9 Tips To Safely Lock Your Dog In A Room + 5 Dangers

Is It Okay To Lock A Dog In A Room

Your days are getting busier.

You need to go to work.

But you don’t feel confident letting your dog roam free while you’re gone.

You’re asking yourself:

“Is it ok to lock my dog in a room until I get back?”

Well, all I can say is …

Read further to discover:

  • 5 tips to safely lock your dog in a room.
  • 5 dangers and risks of confining your dog in a room.
  • Life-changing products that help to safely lock your dog in a room.
  • And much much more…

Is it okay to lock a dog in a room?

It’s okay to lock a dog in a room that’s safe from potential hazards. Also, if the room has something that your dog needs to keep them entertained. What’s important as well is to consider that the room has enough space for them to run. Water should be accessible to keep them hydrated.


9 tips to safely lock your dog in a room


#1: Think of their safety first

Before keeping a dog confined to one room, make sure that it’s safe.

When you isolate them in a room, anything can happen without you knowing.

It’s important to be aware of the potential risks. We don’t want any objects in the room that can pose hazards when we leave.

When your pooch is older, you don’t need to do much beyond decluttering the room. But you need to be extra careful with an anxious pup.

Do these things to provide a safe environment for your dog:

  • Place products that are toxic to your dog in a different room. These include floor cleaners and air fresheners. You can also store them up high behind closed cabinet doors.
  • Put away personal items such as clothing and shoes you wouldn’t want your pooch chewing on while you’re not around.
  • Don’t leave the trash cans in the room. You can also replace them with pet-proof trash cans made with stainless steel.
  • Use cable sleeves to prevent your dog from chewing electrical wires and cords. Choose the ones that are made with abrasion and flame-resistant material.

#2: Place a comfortable bed in the room

Is your dog happy sleeping all day? 

Most dogs spend as much as half (or more) of their days sleeping. 

Adult dogs sleep between 12-14 hours a day. While puppies and senior ones sleep 15-18 hours in a 24-hour cycle.

With that in mind…

Your pooch needs a soft and comfortable bed for resting while you’re gone. This will support their joints. And it’ll also provide warmth when the weather is cold.

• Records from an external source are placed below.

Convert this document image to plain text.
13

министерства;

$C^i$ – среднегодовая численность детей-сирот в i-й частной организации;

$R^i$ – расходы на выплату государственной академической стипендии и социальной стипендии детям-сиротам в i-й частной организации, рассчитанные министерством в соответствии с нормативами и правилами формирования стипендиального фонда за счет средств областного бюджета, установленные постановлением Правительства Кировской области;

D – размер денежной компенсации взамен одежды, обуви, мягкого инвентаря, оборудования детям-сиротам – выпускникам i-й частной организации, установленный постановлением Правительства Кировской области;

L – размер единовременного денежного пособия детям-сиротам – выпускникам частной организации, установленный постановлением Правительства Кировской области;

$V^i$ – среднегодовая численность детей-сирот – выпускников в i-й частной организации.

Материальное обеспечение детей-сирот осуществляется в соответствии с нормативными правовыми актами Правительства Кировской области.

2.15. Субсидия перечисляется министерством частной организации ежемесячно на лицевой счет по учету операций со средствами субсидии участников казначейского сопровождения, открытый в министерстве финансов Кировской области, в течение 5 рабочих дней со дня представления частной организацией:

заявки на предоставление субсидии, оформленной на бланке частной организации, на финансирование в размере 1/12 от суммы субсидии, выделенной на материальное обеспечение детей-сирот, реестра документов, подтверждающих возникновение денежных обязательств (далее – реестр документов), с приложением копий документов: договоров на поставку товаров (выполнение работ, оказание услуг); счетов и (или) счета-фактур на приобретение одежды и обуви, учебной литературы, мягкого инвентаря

There are different beds that you can get depending on the size and age of your dog. You can also depend on their liking and sleeping positions.

Orthopedic dog bed

The AVMA suggests that an orthopedic dog bed is the best choice for senior dogs. This bed relieves their achy joints and supports their bones.

“But Petya, my dog is tiny and young.”

No worries! There’s something for you too. 🙂 Namely the…

Donut dog bed

A donut dog bed allows tiny dogs to burrow or stretch out. Also, lighter dogs feel safe with a soft-filling cushion that they can sink into.

“How about one for large dog breeds that are sleepy?”

Bolster-style bed

Provide a bolster-style bed for large dogs so they can have a spot to rest their chin. It’s a source of comfort when they want to snooze curled up. 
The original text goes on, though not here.